9. Remember Healthy Habits
We tend to think about the Holidays as a time of indulgence. The average American eats 4,500 calories at Thanksgiving dinner and thus kicks off the holiday season. Not this season! You’re not getting any younger. Get up in the mornings and go for a jog in the mountains, or get to the local rec center and swim some laps. Eat a huge salad for lunch, and lighten up just a little on the chicken fried steak and waffles dinner. (Delicious.) Bring a crazy superfood salad thing to Christmas dinner, and talk about the unbelievable health benefits.

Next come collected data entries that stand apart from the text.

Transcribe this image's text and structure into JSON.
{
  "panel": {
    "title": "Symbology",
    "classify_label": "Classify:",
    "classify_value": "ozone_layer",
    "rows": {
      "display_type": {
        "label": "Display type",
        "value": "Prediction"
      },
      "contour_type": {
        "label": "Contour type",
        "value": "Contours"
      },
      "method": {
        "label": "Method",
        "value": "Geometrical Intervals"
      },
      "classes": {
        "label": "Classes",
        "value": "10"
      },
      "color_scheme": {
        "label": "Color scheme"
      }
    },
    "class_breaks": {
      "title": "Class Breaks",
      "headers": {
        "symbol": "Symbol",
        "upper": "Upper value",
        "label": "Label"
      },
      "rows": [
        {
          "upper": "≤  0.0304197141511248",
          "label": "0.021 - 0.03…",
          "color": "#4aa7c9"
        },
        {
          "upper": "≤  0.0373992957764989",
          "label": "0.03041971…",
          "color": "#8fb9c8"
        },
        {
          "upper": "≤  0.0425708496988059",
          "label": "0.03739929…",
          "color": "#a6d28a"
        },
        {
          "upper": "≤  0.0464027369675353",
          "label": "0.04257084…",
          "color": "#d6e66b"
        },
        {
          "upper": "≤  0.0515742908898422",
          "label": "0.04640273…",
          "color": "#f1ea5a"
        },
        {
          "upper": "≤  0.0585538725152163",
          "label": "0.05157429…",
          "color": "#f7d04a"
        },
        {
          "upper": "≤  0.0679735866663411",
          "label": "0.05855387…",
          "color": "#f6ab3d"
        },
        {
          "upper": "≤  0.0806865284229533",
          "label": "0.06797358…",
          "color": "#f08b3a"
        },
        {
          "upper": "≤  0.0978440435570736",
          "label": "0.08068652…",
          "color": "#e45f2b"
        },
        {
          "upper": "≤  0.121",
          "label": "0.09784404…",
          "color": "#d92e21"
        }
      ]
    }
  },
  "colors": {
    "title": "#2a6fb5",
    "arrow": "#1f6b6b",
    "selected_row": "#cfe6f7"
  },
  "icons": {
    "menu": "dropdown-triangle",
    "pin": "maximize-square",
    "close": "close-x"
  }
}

Take care of yourself and the people you love! There’s a huge link between diet and mood! Oh, and don’t drink too much.
10. Connect With Your Deeper Self
A few days ago I was feeling very stressed out. Sometimes it feels like I need a clone if I’m ever going to accomplish everything I need to. That evening I overcame my anxiety with two simple activities that relieved my stress: I did yoga / meditated, and then I walked to the library and checked out some books. The library trip was surprisingly helpful because I connected with the idea that there is a big project going on that is a lot bigger than me–it includes all of us– and I am lucky to be a part of this fascinating world.
Wherever you are this holiday season, I hope it’s peaceful, stress-free, and lucid!